El-Sadr said the new electronic voting system is necessary for a democratic parliament.
"It helps that the voting process does not take much time, not to mention that the voting itself will be conducted in an accurate and transparent way," El-Sadr added.
Prior Egyptian parliaments were required to show their approval or rejection of laws and motions by raising their hands or standing up. The same applied to those who abstain from voting.
The elections for Egypt's new parliament have been underway since October; the final results are expected in early December.

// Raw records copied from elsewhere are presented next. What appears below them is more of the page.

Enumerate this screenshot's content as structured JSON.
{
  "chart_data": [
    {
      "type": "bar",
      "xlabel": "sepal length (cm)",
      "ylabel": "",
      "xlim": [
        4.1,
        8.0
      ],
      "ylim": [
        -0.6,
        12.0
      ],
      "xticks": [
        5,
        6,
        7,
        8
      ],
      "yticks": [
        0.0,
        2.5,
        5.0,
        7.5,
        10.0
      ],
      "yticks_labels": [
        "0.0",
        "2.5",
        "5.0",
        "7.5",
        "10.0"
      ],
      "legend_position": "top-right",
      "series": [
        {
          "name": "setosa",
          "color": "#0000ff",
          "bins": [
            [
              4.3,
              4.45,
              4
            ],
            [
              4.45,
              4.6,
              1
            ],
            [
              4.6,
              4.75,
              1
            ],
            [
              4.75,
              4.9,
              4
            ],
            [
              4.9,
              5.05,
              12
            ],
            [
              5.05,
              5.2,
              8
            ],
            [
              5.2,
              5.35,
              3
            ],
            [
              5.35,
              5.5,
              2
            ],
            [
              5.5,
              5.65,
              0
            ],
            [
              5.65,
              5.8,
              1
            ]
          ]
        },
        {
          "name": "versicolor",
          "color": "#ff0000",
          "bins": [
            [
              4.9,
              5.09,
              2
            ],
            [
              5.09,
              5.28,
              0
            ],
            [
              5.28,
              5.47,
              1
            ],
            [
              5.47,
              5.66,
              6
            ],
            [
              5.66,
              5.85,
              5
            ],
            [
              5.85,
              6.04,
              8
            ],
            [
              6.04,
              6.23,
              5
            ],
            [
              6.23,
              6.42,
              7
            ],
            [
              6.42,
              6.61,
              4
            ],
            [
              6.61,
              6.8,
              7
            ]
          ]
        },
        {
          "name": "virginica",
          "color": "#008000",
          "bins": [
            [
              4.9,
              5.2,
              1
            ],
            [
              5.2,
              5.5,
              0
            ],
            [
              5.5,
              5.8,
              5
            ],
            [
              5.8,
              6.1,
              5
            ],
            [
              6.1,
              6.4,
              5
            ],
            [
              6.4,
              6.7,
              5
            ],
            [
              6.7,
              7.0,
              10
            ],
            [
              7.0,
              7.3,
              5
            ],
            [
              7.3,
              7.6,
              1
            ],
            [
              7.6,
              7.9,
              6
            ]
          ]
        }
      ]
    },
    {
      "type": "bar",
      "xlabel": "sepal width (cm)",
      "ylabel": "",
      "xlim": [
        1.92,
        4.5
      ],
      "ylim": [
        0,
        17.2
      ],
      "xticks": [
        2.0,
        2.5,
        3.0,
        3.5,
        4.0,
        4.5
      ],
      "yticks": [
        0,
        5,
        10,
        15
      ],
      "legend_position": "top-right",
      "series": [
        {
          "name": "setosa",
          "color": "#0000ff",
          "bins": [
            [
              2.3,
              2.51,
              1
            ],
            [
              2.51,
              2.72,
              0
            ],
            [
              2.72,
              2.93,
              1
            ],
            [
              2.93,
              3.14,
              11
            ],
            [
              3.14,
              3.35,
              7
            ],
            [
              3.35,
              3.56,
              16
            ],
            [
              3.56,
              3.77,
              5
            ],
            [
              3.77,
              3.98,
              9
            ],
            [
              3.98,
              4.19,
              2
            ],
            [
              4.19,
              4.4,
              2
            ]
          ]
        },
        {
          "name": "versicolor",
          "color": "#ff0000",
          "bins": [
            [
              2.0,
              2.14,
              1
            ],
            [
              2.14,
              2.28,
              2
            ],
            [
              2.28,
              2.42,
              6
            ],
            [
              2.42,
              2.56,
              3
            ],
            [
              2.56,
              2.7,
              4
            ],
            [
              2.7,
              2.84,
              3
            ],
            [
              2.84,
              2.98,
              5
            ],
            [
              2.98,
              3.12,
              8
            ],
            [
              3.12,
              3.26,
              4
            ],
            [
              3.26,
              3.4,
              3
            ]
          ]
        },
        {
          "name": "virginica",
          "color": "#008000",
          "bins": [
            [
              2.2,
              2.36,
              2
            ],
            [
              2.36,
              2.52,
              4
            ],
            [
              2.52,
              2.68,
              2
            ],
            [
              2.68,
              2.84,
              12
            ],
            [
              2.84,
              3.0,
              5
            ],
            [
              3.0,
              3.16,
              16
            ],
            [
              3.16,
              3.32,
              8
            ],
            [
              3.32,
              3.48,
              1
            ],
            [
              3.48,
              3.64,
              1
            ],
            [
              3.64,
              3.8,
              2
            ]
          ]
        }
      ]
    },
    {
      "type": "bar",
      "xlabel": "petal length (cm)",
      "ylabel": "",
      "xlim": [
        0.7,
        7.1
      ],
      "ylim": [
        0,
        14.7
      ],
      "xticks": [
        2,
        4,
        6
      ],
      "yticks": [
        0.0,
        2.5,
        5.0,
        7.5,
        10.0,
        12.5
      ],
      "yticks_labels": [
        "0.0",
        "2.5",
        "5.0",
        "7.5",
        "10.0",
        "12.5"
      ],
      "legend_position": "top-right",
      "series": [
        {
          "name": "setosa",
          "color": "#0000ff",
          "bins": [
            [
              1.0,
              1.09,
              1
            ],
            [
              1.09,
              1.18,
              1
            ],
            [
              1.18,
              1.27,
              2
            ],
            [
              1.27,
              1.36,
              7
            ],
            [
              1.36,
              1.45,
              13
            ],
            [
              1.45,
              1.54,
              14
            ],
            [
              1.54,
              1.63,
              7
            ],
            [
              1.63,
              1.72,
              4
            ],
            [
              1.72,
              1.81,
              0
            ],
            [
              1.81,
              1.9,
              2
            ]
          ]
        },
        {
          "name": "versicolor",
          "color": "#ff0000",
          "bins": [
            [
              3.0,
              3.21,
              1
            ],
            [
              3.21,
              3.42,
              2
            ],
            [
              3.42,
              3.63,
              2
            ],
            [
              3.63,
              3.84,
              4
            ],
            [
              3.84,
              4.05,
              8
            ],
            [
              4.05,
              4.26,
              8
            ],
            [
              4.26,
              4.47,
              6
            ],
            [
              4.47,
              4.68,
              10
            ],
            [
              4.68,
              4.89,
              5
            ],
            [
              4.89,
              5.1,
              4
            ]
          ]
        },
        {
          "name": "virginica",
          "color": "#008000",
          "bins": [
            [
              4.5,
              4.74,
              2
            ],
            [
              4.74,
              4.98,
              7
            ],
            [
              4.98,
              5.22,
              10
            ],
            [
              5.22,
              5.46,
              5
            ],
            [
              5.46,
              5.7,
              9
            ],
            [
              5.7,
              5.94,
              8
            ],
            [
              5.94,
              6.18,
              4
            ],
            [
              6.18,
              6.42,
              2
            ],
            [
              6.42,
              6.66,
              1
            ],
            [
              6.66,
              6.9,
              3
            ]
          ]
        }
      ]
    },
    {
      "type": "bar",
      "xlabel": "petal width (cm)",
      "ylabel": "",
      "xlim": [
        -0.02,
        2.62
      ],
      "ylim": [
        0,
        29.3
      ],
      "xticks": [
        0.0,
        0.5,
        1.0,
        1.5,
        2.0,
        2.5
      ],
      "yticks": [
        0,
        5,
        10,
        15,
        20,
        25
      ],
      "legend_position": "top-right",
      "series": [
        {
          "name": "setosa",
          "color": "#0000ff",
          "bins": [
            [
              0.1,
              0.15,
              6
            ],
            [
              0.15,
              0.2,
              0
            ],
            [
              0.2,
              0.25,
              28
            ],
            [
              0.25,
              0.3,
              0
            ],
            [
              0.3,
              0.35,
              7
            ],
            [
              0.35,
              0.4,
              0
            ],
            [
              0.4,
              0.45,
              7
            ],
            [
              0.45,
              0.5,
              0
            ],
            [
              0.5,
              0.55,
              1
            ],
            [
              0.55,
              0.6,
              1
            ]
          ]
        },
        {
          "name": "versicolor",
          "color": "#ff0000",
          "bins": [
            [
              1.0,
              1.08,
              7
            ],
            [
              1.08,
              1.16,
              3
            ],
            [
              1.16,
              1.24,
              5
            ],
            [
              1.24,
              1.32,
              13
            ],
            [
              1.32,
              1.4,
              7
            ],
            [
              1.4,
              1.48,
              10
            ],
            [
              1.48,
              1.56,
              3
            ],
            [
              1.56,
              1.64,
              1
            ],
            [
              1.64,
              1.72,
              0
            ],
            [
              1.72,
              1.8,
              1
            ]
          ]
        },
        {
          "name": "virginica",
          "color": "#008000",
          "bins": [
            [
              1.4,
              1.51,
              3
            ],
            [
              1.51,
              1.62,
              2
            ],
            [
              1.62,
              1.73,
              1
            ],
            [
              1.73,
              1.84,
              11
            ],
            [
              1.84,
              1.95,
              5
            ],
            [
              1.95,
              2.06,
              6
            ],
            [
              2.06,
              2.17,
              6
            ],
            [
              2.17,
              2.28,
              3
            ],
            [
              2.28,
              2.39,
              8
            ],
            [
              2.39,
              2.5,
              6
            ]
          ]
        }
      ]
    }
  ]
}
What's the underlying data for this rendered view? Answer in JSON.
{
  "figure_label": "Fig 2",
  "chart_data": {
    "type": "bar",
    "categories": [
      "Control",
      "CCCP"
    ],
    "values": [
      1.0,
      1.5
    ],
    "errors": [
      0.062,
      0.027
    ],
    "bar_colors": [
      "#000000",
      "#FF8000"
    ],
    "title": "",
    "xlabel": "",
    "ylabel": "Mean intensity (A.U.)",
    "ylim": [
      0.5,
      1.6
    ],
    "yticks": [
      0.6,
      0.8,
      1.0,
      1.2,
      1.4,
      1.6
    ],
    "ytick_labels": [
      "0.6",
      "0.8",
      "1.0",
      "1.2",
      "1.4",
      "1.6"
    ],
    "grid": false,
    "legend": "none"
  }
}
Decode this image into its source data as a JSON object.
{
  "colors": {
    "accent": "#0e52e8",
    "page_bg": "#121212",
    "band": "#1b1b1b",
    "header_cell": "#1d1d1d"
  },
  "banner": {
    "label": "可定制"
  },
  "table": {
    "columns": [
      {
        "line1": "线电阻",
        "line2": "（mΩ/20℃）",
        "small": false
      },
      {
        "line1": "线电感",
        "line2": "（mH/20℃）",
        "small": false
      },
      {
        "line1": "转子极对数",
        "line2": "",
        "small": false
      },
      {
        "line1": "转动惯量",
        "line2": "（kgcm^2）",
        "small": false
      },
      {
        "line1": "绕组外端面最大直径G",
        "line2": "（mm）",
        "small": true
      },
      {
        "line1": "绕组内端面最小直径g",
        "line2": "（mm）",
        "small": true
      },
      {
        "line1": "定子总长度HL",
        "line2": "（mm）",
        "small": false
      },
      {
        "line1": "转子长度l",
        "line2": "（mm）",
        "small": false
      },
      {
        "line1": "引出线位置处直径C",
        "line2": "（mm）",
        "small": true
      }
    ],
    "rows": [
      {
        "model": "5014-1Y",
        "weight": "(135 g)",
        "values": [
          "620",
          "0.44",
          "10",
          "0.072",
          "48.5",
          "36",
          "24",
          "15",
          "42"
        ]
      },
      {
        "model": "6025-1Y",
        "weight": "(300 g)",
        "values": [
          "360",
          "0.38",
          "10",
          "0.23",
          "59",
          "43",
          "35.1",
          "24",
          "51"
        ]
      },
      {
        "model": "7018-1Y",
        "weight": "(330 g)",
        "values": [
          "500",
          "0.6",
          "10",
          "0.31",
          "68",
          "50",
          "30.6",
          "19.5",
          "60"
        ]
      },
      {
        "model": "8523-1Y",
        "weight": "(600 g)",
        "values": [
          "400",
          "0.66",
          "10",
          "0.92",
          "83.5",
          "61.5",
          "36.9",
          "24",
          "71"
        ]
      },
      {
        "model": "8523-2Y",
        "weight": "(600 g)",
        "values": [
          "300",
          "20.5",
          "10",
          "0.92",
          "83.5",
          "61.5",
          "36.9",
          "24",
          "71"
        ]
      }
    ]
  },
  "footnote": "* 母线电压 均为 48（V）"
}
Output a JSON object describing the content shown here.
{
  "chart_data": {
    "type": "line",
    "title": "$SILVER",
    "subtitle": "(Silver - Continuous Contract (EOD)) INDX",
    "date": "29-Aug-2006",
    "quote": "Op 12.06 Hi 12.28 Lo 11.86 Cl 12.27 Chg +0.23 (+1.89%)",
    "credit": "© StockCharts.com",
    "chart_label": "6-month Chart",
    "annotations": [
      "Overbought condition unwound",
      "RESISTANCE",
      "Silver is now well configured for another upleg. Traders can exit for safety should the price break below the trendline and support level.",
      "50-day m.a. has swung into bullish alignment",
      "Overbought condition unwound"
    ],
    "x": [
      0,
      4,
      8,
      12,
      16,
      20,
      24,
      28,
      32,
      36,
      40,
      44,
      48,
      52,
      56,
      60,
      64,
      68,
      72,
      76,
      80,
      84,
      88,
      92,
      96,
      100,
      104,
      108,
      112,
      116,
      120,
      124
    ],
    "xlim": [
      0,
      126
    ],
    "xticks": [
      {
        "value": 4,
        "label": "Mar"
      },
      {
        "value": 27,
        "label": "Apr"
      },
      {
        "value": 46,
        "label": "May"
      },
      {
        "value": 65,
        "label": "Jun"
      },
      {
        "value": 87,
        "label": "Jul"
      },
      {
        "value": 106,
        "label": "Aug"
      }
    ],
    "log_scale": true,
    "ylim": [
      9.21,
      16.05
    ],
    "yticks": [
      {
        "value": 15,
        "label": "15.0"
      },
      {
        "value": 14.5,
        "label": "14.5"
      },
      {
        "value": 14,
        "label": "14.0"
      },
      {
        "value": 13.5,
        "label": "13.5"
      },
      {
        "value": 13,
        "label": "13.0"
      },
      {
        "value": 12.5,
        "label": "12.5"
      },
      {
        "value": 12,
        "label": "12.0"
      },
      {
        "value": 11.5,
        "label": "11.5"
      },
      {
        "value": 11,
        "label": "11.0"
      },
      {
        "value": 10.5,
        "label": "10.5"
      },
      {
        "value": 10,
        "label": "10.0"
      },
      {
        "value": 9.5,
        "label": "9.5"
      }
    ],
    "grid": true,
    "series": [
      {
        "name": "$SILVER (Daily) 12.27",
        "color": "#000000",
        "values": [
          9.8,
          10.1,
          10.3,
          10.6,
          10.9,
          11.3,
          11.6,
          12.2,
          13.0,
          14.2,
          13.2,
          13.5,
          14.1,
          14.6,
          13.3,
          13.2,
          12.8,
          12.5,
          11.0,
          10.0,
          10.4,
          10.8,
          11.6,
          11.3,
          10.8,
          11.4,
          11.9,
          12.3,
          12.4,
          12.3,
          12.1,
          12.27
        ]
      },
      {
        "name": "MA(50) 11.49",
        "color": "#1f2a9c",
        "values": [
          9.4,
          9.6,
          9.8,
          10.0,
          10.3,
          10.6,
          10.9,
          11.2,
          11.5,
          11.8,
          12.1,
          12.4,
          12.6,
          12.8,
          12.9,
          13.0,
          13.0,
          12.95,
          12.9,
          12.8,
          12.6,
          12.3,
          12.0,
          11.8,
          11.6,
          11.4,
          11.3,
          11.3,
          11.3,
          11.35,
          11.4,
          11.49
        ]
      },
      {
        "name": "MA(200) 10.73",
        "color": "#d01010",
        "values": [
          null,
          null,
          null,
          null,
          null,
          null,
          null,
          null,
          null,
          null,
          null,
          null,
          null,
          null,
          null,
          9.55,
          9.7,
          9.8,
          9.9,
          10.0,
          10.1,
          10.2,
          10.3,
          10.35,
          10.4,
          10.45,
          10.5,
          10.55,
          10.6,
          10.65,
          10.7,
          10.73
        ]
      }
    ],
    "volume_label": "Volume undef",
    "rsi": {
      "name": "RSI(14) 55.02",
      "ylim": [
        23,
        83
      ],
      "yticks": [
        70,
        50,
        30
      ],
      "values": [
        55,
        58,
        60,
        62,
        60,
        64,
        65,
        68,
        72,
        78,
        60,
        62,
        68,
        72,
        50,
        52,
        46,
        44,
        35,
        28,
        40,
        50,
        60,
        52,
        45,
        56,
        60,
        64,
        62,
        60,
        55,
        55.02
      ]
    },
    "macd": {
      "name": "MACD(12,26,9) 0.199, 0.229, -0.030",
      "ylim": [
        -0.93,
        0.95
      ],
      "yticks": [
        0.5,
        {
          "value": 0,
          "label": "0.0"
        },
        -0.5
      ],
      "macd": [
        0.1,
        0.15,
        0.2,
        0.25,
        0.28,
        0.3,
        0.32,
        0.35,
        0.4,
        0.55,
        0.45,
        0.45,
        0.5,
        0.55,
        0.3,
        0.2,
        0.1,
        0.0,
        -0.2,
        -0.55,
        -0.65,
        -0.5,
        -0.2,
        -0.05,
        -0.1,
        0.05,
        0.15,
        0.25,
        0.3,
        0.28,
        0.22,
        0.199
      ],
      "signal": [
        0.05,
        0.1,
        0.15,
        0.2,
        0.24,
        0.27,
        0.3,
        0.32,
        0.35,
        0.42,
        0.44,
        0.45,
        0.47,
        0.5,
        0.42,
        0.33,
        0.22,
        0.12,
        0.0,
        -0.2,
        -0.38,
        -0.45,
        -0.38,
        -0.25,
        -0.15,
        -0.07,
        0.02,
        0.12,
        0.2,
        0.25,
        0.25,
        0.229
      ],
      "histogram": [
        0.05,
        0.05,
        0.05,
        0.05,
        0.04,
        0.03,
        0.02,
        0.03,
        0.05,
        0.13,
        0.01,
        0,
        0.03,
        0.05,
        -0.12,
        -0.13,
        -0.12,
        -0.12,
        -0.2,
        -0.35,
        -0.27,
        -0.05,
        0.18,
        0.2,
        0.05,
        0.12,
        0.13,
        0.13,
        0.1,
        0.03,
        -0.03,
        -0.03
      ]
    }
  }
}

El-Sadr indicated that the new electronic voting system will not be used during the new parliament's opening session, expected at the end of December or early January.
"This procedural inaugural session will be devoted to the election of a new parliamentary speaker and two deputies," said El-Sadr, indicating that "transparent glass boxes will be used to collect votes in favour of each candidate running for any of the three posts.”
Minister of Parliamentary and Legal Affairs Magdi El-Agati, Minister of Communications and Information Technology Yasser El-Qadi and representatives from a private IT company which took charge of installing the electronic voting system will be available during the test, El-Sadr said.
The secretariat-general also announced that out of 273 candidates who won seats in the first stage of the parliamentary elections, held between 17 and 28 October, as many as 251 have obtained their new parliamentary membership cards.
"This number represents the total in the first four days of membership registration – or between 3 and 7 November," said a parliamentary statement. "Out of 251, as many as 103 candidates said they were former MPs: 57 as deputies in the former People's Assembly and 46 as members of the now-defunct upper house or Shura Council," the statement said.
The statement also indicated out of 251, 54 have registered as party list candidates while 197 were candidates who competed for independent seats.
"Out of the 197 independents, 127 said they are affiliated with political parties while 124 said they do not have definite political affiliations," the statement said.
The statement also disclosed that the Free Egyptians Party, founded by business tycoon Naguib Sawiris, came first in terms of successful candidates obtaining membership cards.
"As many as 41 Free Egyptians Party candidates have received their membership cards, followed by the Future of Homeland party (24 MPs), Wafd (16 MPs), the People's Republican Party (9 MPs), the Salafist Nour party (8 MPs), the Nation's Guardians Party (7 MPs), the Conference Party (6 MPs), the Egyptian Social Democratic Party (3 MPs), the Democratic Peace Party (two MPs), the Egyptian National Movement Party (two MPs), the Modern Egypt Party (two MPs), the Conservatives Party (one MP), the Freedom Party (one MP), the Free Egyptian Edifice Party (one MP), the Egyptian Arab Nasserist Party (one MP), and Misr Baladi party (one MP).
The statement also indicated that 30 out of 32 female MPs have obtained membership cards.
"The list also includes seven young MPs, four disabled MPs, 76 who were members of elected city councils, and two living outside Egypt," said the statement.